The Raspberry Pi is a decade old. Who would have thought a computer that costs a mere £25, would start a revolution? But it did.
The Pi, based on an Arm processor and a bootable SD card, opened up the world of programming to a generation of kids, whose sole use of computers was previously apps on their smartphones and tablets. It effectively turned back the clock by decades, to a much simpler era of home computing and the joys of making electronic things work.
Rather than learning packaged software like Microsoft Office or the Adobe Creative Suite, as a teaching device, children had access to a barebones system. There was no touchscreen. In fact it had no screen, no mouse, no keyboard and not even an operating system was installed. The idea was that the Pi represented a blank sheet. It was an open hardware platform that could be programmed to do anything the user wanted.
Those who wanted to get it working, needed to search the internet, finding out how to download and burn the Raspberry Pi’s Linux distribution onto an SD card. They needed to work out how to access the Pi from a terminal app running on their PC, Mac or smartphone and how to use bash, the Linux shell to install software that made the Pi do useful things or download programming tools and libraries to learn how to program it themselves.
Of course, it did have an HDMI socket to plug in a screen, and USB for keyboards and mice. And with a few clever scripts, it could even run Windows. But where is the fun in just using it like any other desktop computer?

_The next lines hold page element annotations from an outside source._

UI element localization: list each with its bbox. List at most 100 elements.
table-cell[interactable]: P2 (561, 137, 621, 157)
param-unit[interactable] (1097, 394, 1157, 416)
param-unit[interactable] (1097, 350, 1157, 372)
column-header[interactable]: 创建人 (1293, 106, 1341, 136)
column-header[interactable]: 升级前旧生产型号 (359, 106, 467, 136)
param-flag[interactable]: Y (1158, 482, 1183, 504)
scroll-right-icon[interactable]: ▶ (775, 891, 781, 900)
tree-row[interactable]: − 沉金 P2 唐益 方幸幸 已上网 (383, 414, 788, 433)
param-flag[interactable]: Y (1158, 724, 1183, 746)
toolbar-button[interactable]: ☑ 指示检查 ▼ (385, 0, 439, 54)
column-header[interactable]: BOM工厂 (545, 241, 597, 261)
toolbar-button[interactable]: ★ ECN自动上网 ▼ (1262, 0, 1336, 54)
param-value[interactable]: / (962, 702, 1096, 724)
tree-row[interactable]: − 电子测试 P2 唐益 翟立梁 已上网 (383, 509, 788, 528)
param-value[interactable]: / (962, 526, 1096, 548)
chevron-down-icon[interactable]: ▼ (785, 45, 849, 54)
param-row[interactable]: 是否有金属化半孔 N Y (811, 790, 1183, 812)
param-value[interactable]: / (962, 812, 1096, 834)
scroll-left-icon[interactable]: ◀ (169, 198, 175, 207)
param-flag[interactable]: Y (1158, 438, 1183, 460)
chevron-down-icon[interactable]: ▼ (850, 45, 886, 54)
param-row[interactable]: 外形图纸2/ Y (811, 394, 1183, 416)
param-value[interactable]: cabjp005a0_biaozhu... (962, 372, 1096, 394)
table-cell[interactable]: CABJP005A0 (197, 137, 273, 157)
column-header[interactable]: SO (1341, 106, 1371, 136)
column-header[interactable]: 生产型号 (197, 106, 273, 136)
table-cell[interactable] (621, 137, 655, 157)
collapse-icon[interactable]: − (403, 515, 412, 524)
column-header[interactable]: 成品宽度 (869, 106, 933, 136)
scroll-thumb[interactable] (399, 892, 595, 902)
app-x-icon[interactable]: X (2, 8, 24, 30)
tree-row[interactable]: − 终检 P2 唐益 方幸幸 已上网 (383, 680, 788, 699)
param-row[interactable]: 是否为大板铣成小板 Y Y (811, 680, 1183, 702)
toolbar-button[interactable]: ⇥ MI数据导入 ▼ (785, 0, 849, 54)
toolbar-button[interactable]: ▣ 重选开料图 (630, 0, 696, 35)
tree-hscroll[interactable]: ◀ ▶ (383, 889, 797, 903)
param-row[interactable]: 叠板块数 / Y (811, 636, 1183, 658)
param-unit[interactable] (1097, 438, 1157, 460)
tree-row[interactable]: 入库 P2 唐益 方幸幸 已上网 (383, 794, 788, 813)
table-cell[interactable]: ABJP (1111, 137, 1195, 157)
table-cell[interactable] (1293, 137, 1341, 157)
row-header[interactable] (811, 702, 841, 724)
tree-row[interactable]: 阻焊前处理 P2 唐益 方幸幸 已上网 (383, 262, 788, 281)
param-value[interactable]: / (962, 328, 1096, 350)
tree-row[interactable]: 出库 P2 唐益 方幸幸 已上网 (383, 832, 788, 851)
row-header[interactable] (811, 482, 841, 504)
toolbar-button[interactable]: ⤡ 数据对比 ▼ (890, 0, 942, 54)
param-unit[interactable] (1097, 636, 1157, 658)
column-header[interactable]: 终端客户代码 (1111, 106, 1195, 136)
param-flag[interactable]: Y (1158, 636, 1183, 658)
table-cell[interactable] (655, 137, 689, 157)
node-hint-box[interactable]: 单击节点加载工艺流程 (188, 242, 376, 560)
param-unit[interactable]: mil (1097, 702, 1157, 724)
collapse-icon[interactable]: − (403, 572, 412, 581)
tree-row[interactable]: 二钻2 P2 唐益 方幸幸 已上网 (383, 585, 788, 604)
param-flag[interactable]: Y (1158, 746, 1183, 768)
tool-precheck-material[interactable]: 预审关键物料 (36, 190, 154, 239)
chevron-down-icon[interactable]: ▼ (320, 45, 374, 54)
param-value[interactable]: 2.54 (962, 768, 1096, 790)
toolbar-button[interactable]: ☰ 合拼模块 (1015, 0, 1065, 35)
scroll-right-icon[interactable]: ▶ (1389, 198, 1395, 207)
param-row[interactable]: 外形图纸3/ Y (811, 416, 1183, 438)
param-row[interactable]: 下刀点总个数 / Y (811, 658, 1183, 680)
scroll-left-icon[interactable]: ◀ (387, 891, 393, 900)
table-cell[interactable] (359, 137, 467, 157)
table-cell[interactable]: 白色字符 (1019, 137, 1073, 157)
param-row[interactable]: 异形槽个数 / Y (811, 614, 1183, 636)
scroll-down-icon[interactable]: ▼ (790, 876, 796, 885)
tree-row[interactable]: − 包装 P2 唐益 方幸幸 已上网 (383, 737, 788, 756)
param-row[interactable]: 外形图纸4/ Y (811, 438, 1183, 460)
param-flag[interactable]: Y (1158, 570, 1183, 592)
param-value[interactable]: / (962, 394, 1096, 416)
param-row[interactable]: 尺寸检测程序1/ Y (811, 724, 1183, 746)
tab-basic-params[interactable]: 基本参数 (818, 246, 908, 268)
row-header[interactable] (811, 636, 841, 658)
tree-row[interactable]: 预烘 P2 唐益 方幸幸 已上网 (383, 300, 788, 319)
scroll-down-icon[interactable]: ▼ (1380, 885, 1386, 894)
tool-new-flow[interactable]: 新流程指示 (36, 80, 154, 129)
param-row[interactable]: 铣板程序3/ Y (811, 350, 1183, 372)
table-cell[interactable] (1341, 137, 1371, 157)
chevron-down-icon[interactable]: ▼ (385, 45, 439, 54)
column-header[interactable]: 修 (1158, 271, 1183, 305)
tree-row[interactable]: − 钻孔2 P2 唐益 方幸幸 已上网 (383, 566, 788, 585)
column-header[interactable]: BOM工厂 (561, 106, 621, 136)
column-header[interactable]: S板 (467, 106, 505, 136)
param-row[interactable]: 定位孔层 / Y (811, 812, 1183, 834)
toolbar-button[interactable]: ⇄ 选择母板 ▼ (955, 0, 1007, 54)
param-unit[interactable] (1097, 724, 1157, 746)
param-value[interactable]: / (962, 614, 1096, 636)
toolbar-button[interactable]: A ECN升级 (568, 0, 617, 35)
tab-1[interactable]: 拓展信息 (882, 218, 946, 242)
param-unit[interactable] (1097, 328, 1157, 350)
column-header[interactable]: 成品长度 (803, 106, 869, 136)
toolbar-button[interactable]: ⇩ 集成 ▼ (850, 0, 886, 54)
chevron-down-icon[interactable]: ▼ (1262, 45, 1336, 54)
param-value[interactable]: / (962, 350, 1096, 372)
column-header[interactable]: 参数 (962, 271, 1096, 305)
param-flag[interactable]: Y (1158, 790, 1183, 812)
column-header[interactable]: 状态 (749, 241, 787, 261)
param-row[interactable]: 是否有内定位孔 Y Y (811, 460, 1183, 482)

It is amazing to see how the Pi has been used. From running music streaming and controlling robotics to operating high performance clusters, the Pi has fueled endless creativity and ingenuity. Some electric vehicle chargers and other smart devices use embedded Raspberry Pis. It has even been used in high performance computing. In 2017, Los Alamos National Lab created a 750 Pi cluster to enable researchers to test their HPC applications before deploying on a real supercomputer. There are also numerous examples of using the Pi to run Kubernetes, effectively creating a mini on-premise private cloud to help IT pros understand containerisation. Due to its limited resources, mini versions of complex systems can be tested. If something goes wrong, it shows up very quickly.
The Raspberry Pi is certainly not only for teaching kids how to program. It should be part of every IT Pro’s armoury.